Arrivé à La Seyne-sur-Mer en 1945, à la fin de la guerre, l’ancien prof du collège Martini revient sur les grands évènements de sa vie. En septembre, il fêtera ses 98 ans.
Dans sa coquette maison située à deux pas de la plage de Mar-Vivo, Henri-Jean Faber égrène ses souvenirs avec clarté et précision. Et quand on lui demande le secret de cette fabuleuse mémoire, il répond, amusé : «J’ai la chance d’avoir un cerveau bien irrigué !». Né le 4 septembre 1918 en Maine-et-Loire, Henri-Jean est reçu premier au concours littéraire de l’Ecole normale supérieure de Saint-Cloud, à 20 ans. Nommé à Paris en 1942, il contracte, quelques mois plus tard, une pleurésie tuberculeuse. «C’était la terreur de l’époque. Après un congé longue durée de trois ans, j’ai cherché une région plus saine. C’est ainsi que je suis arrivé à La Seyne-sur-Mer, le 28 septembre 1945. La guerre venait de se terminer et la ville était abîmée, avec des immeubles éventrés». Contrairement à aujourd’hui, nul ne se bat alors pour venir dans le Sud : «Il n’y avait pas grand-chose pour vivre, mis à part les vignes ou l’huile d’olive. Ce n’était pas une région d’élevage ni de grande production agricole». La reconstruction ne commencera qu’en 1951, après son mariage.

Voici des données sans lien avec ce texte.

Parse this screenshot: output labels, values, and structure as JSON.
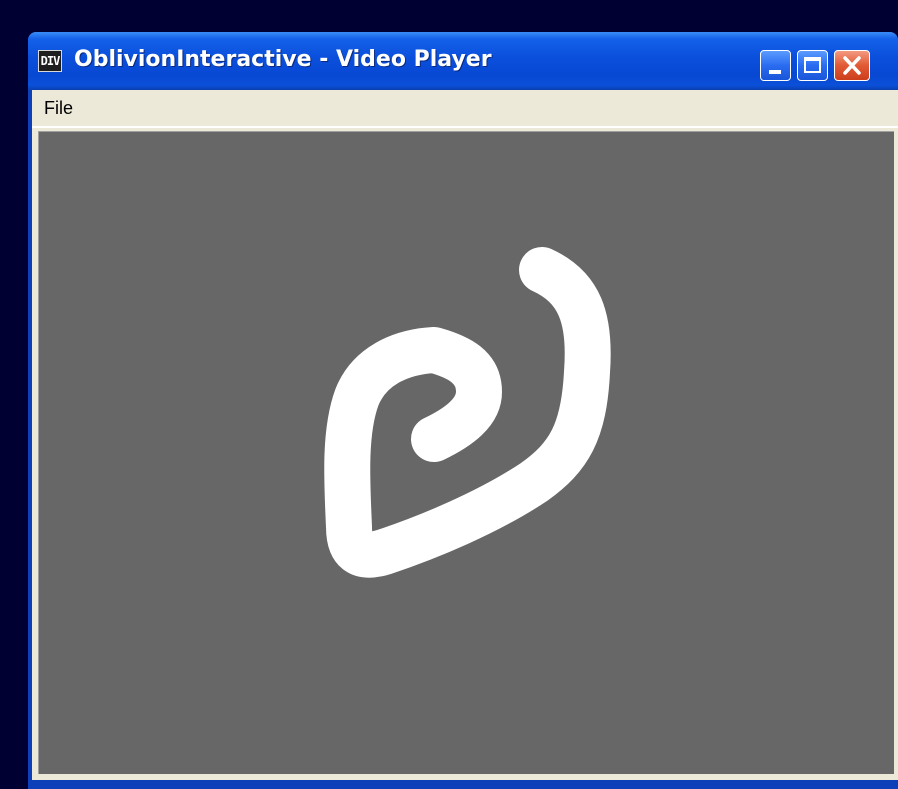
{
  "window": {
    "app_icon_text": "DIV",
    "title": "OblivionInteractive - Video Player"
  },
  "title_buttons": {
    "minimize_icon": "minimize-icon",
    "maximize_icon": "maximize-icon",
    "close_icon": "close-icon"
  },
  "menu": {
    "items": [
      "File"
    ]
  },
  "video": {
    "background_color": "#676767",
    "stroke_color": "#ffffff"
  },
  "colors": {
    "titlebar": "#0a4fdc",
    "close_button": "#e15a35",
    "desktop": "#000033"
  }
}
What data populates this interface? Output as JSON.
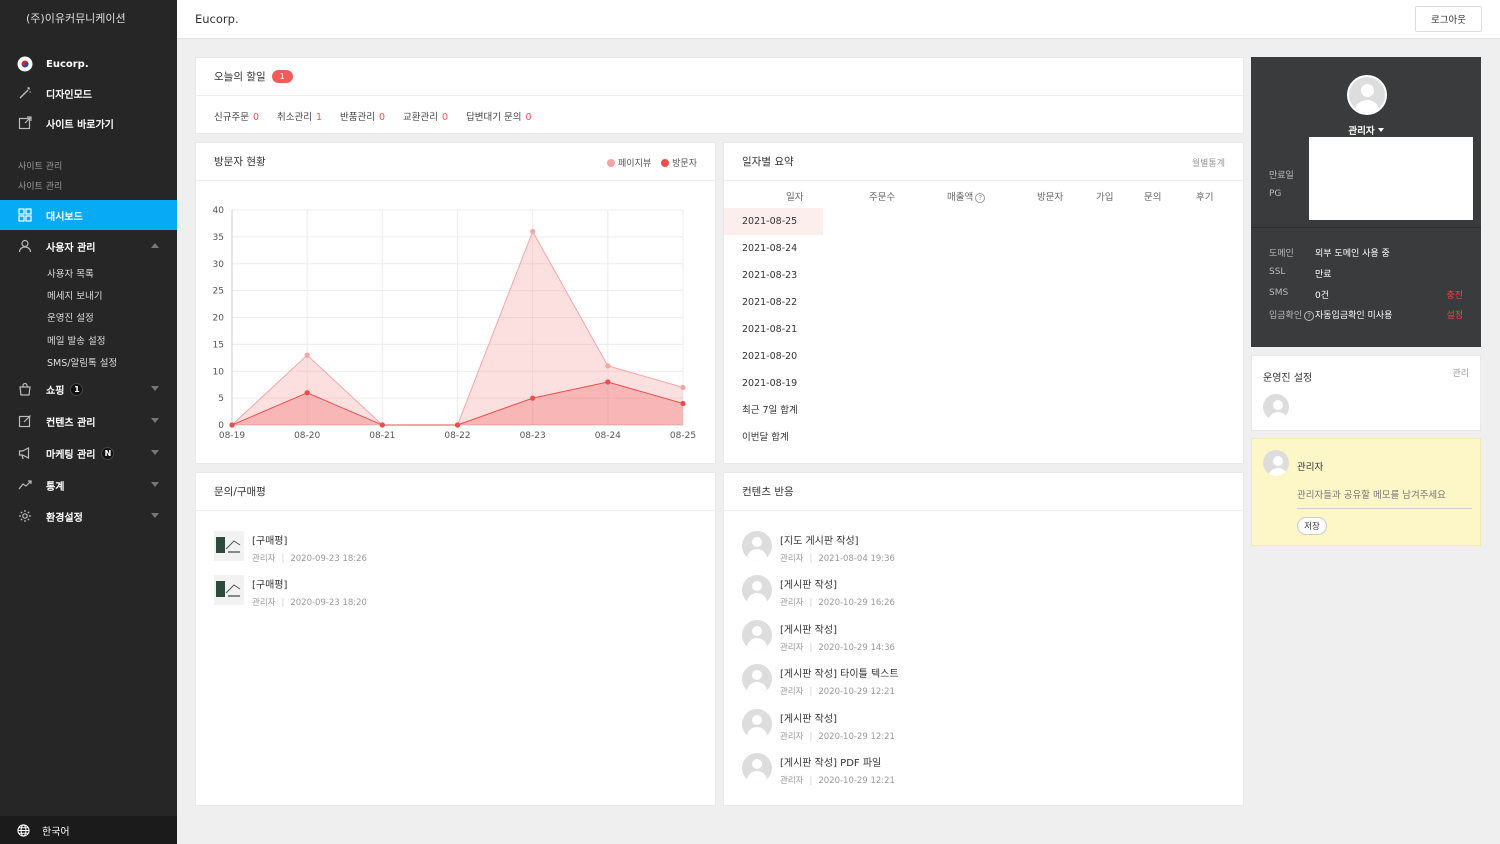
{
  "sidebar": {
    "company": "(주)이유커뮤니케이션",
    "sites": [
      {
        "label": "Eucorp.",
        "icon": "korea-flag-icon"
      },
      {
        "label": "디자인모드",
        "icon": "magic-wand-icon"
      },
      {
        "label": "사이트 바로가기",
        "icon": "external-link-icon"
      }
    ],
    "site_admin_1": "사이트 관리",
    "site_admin_2": "사이트 관리",
    "menu": [
      {
        "label": "대시보드",
        "icon": "dashboard-icon",
        "active": true
      },
      {
        "label": "사용자 관리",
        "icon": "user-icon",
        "expanded": true
      },
      {
        "label": "쇼핑",
        "icon": "shopping-bag-icon",
        "badge": "1"
      },
      {
        "label": "컨텐츠 관리",
        "icon": "edit-icon"
      },
      {
        "label": "마케팅 관리",
        "icon": "megaphone-icon",
        "badge": "N"
      },
      {
        "label": "통계",
        "icon": "trend-icon"
      },
      {
        "label": "환경설정",
        "icon": "gear-icon"
      }
    ],
    "user_submenu": [
      "사용자 목록",
      "메세지 보내기",
      "운영진 설정",
      "메일 발송 설정",
      "SMS/알림톡 설정"
    ],
    "language": "한국어"
  },
  "header": {
    "title": "Eucorp.",
    "logout": "로그아웃"
  },
  "todo": {
    "title": "오늘의 할일",
    "badge": "1",
    "items": [
      {
        "label": "신규주문",
        "count": "0"
      },
      {
        "label": "취소관리",
        "count": "1"
      },
      {
        "label": "반품관리",
        "count": "0"
      },
      {
        "label": "교환관리",
        "count": "0"
      },
      {
        "label": "답변대기 문의",
        "count": "0"
      }
    ]
  },
  "visitors": {
    "title": "방문자 현황",
    "legend": [
      {
        "label": "페이지뷰",
        "color": "#f6a5a5"
      },
      {
        "label": "방문자",
        "color": "#ee4d4d"
      }
    ]
  },
  "chart_data": {
    "type": "area",
    "x": [
      "08-19",
      "08-20",
      "08-21",
      "08-22",
      "08-23",
      "08-24",
      "08-25"
    ],
    "ylim": [
      0,
      40
    ],
    "yticks": [
      0,
      5,
      10,
      15,
      20,
      25,
      30,
      35,
      40
    ],
    "grid": true,
    "legend_position": "top-right",
    "series": [
      {
        "name": "페이지뷰",
        "values": [
          0,
          13,
          0,
          0,
          36,
          11,
          7
        ],
        "color": "#f6a5a5"
      },
      {
        "name": "방문자",
        "values": [
          0,
          6,
          0,
          0,
          5,
          8,
          4
        ],
        "color": "#ee4d4d"
      }
    ]
  },
  "summary": {
    "title": "일자별 요약",
    "link": "월별통계",
    "columns": [
      "일자",
      "주문수",
      "매출액",
      "방문자",
      "가입",
      "문의",
      "후기"
    ],
    "help": "?",
    "rows": [
      "2021-08-25",
      "2021-08-24",
      "2021-08-23",
      "2021-08-22",
      "2021-08-21",
      "2021-08-20",
      "2021-08-19",
      "최근 7일 합계",
      "이번달 합계"
    ]
  },
  "reviews": {
    "title": "문의/구매평",
    "items": [
      {
        "title": "[구매평]",
        "author": "관리자",
        "date": "2020-09-23 18:26"
      },
      {
        "title": "[구매평]",
        "author": "관리자",
        "date": "2020-09-23 18:20"
      }
    ]
  },
  "content": {
    "title": "컨텐츠 반응",
    "items": [
      {
        "title": "[지도 게시판 작성]",
        "author": "관리자",
        "date": "2021-08-04 19:36"
      },
      {
        "title": "[게시판 작성]",
        "author": "관리자",
        "date": "2020-10-29 16:26"
      },
      {
        "title": "[게시판 작성]",
        "author": "관리자",
        "date": "2020-10-29 14:36"
      },
      {
        "title": "[게시판 작성] 타이틀 텍스트",
        "author": "관리자",
        "date": "2020-10-29 12:21"
      },
      {
        "title": "[게시판 작성]",
        "author": "관리자",
        "date": "2020-10-29 12:21"
      },
      {
        "title": "[게시판 작성] PDF 파일",
        "author": "관리자",
        "date": "2020-10-29 12:21"
      }
    ]
  },
  "info": {
    "name": "관리자",
    "expire_label": "만료일",
    "pg_label": "PG",
    "rows": [
      {
        "label": "도메인",
        "value": "외부 도메인 사용 중",
        "action": ""
      },
      {
        "label": "SSL",
        "value": "만료",
        "action": ""
      },
      {
        "label": "SMS",
        "value": "0건",
        "action": "충전"
      },
      {
        "label": "입금확인",
        "value": "자동입금확인 미사용",
        "action": "설정"
      }
    ]
  },
  "admins": {
    "title": "운영진 설정",
    "link": "관리"
  },
  "memo": {
    "name": "관리자",
    "placeholder": "관리자들과 공유할 메모를 남겨주세요",
    "save": "저장"
  }
}
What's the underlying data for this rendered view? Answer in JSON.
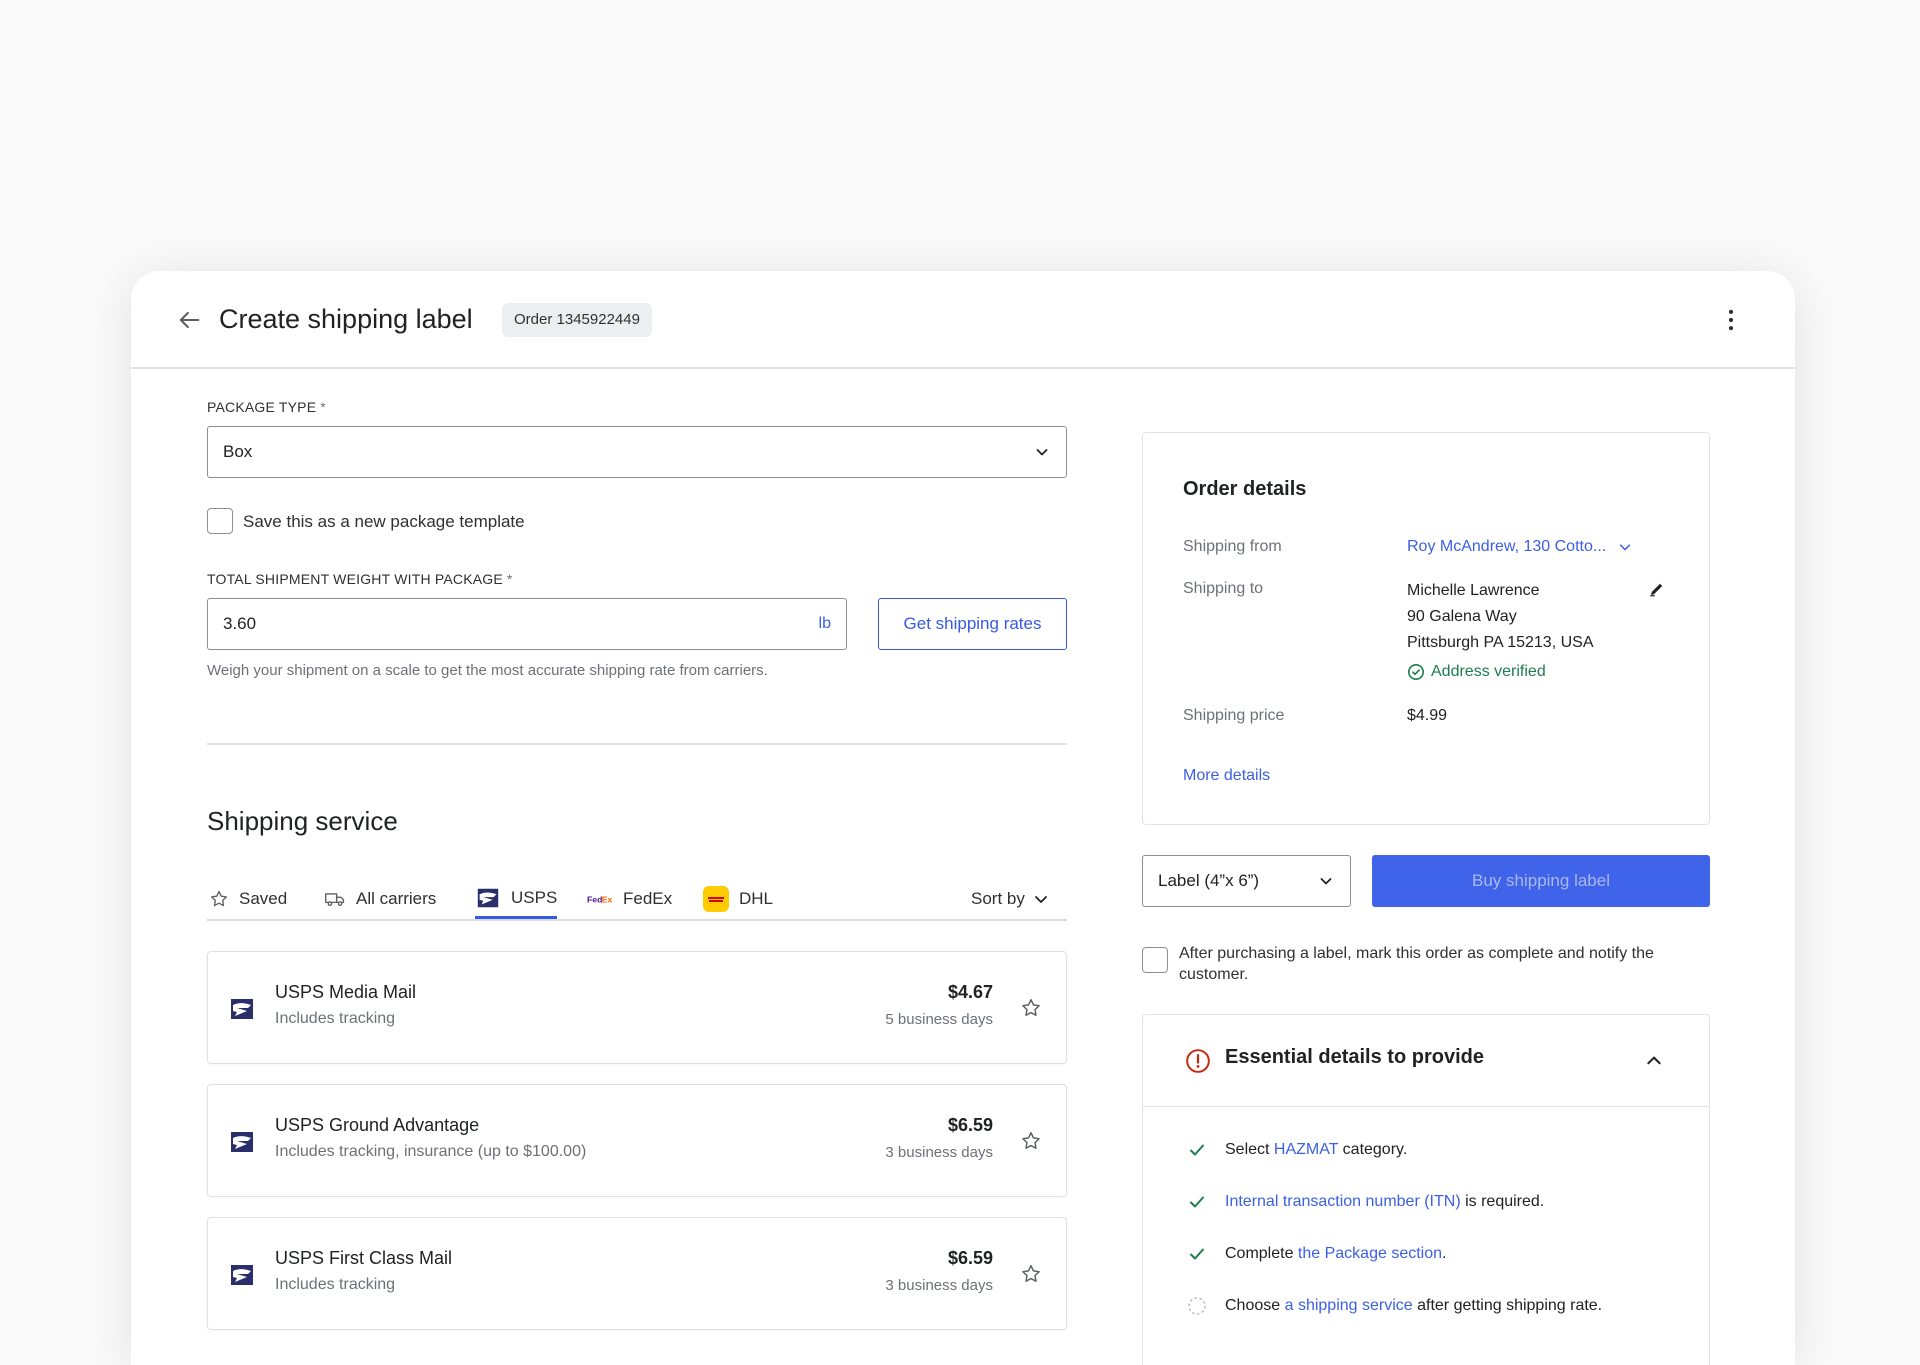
{
  "header": {
    "title": "Create shipping label",
    "order_badge": "Order 1345922449"
  },
  "package": {
    "type_label": "PACKAGE TYPE",
    "required_mark": "*",
    "type_value": "Box",
    "save_template_label": "Save this as a new package template",
    "weight_label": "TOTAL SHIPMENT WEIGHT WITH PACKAGE",
    "weight_value": "3.60",
    "weight_unit": "lb",
    "get_rates_label": "Get shipping rates",
    "weight_help": "Weigh your shipment on a scale to get the most accurate shipping rate from carriers."
  },
  "shipping_service": {
    "title": "Shipping service",
    "tabs": [
      {
        "label": "Saved",
        "icon": "star-icon"
      },
      {
        "label": "All carriers",
        "icon": "truck-icon"
      },
      {
        "label": "USPS",
        "icon": "usps-logo-icon"
      },
      {
        "label": "FedEx",
        "icon": "fedex-logo-icon"
      },
      {
        "label": "DHL",
        "icon": "dhl-logo-icon"
      }
    ],
    "active_tab": "USPS",
    "sort_label": "Sort by",
    "services": [
      {
        "name": "USPS Media Mail",
        "sub": "Includes tracking",
        "price": "$4.67",
        "days": "5 business days"
      },
      {
        "name": "USPS Ground Advantage",
        "sub": "Includes tracking, insurance (up to $100.00)",
        "price": "$6.59",
        "days": "3 business days"
      },
      {
        "name": "USPS First Class Mail",
        "sub": "Includes tracking",
        "price": "$6.59",
        "days": "3 business days"
      }
    ]
  },
  "order_details": {
    "title": "Order details",
    "shipping_from_label": "Shipping from",
    "shipping_from_value": "Roy McAndrew, 130 Cotto...",
    "shipping_to_label": "Shipping to",
    "shipping_to_lines": [
      "Michelle Lawrence",
      "90 Galena Way",
      "Pittsburgh PA 15213, USA"
    ],
    "address_verified": "Address verified",
    "shipping_price_label": "Shipping price",
    "shipping_price_value": "$4.99",
    "more_details": "More details"
  },
  "purchase": {
    "label_size": "Label (4”x 6”)",
    "buy_label": "Buy shipping label",
    "notify_note": "After purchasing a label, mark this order as complete and notify the customer."
  },
  "essential": {
    "title": "Essential details to provide",
    "items": [
      {
        "pre": "Select ",
        "link": "HAZMAT",
        "post": " category.",
        "done": true
      },
      {
        "pre": "",
        "link": "Internal transaction number (ITN)",
        "post": " is required.",
        "done": true
      },
      {
        "pre": "Complete ",
        "link": "the Package section",
        "post": ".",
        "done": true
      },
      {
        "pre": "Choose ",
        "link": "a shipping service",
        "post": " after getting shipping rate.",
        "done": false
      }
    ]
  },
  "colors": {
    "accent": "#3859e3",
    "primary_button": "#3f63e9",
    "success": "#1d7d4d",
    "critical": "#c5280c"
  }
}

Prof et militant socialiste
Quand Henri-Jean Faber arrive au collège Martini, le principal, Emile Malsert l’accueille d’un, «il y a deux sortes de professeurs : les professeurs à histoires et les sans histoires». Le malicieux nonagénaire rit : «Je me le suis tenu pour dit !». A Martini, il a pour collègue Marius Autran et pour élève, son fils, Jean-Claude. «Je le revois très bien, et contrairement à d’autres fils de professeurs, lui, ne posait aucun problème». Henri-Jean Faber enseigne l’anglais pendant 4 ou 5 ans, puis, quand le collège devient lycée Beaussier, en 1960, il retrouve sa véritable spécialité, les lettres. En 1946, celui qui à 15 ans s’intéressait déjà à la politique, entre au Parti Socialiste : «C’était surtout ceux qui ne voulaient pas être communistes. La droite était déconsidérée après guerre, et tout le monde avait peur d’une troisième guerre mondiale avec les Russes». Elu conseiller municipal en octobre 1947 et désigné en juin 1950 « chef de file » des élus socialistes, il s’éloigne du Parti, quelques années plus tard, «je n’ai pas aimé que les socialistes se rapprochent des communistes», mais sera encore de nombreux combats, dont celui de mai 68. Amusé, Henri-Jean Faber reprend un vieil adage : «Si on n’est pas socialiste à 20 ans, c’est qu’on n’a pas de cœur. Si on l’est toujours à 40 ans, c’est qu’on n’a pas de tête».
Bel appétit de vivre
L’intérêt d’Henri-Jean Faber pour la vie, est sans limite : «Je voudrais vivre jusqu’à 99 ans pour voir ce qu’il va se passer en 2017 !», confie-t-il. Ses journées sont bien remplies. Il lit beaucoup, «j’ai la chance d’avoir une bonne vue», regarde la télévision, «j’aime les séries policières, les documentaires sur l’histoire et la géographie et l’émission »C dans l’air », ma préférée». A bientôt 98 ans, il conduit toujours sa voiture, que ce soit pour aller chercher ses livres à Charlemagne, ou pour rendre visite à ses amis. Il confesse d’ailleurs que cela ne le fatiguerait nullement de faire le trajet La Seyne-La Rochelle pour aller voir ses neveux auxquels il est très attaché, si ces derniers ne lui interdisaient pas de conduire sur un si long parcours. Veuf depuis 2008, Henri-Jean continue seul ses promenades et profite du joli cadre de vie qui l’entoure : «Avec mon épouse, nous allions nous baigner sur la plage de Mar-Vivo. La mer était notre piscine». On resterait encore longtemps en compagnie de notre hôte, mais il est temps de prendre congé. En cette fin de journée printanière, ses neveux vont d’ailleurs arriver et passer quelques jours avec lui. Henri-Jean Faber est ravi. Ces moments-là le rendent heureux.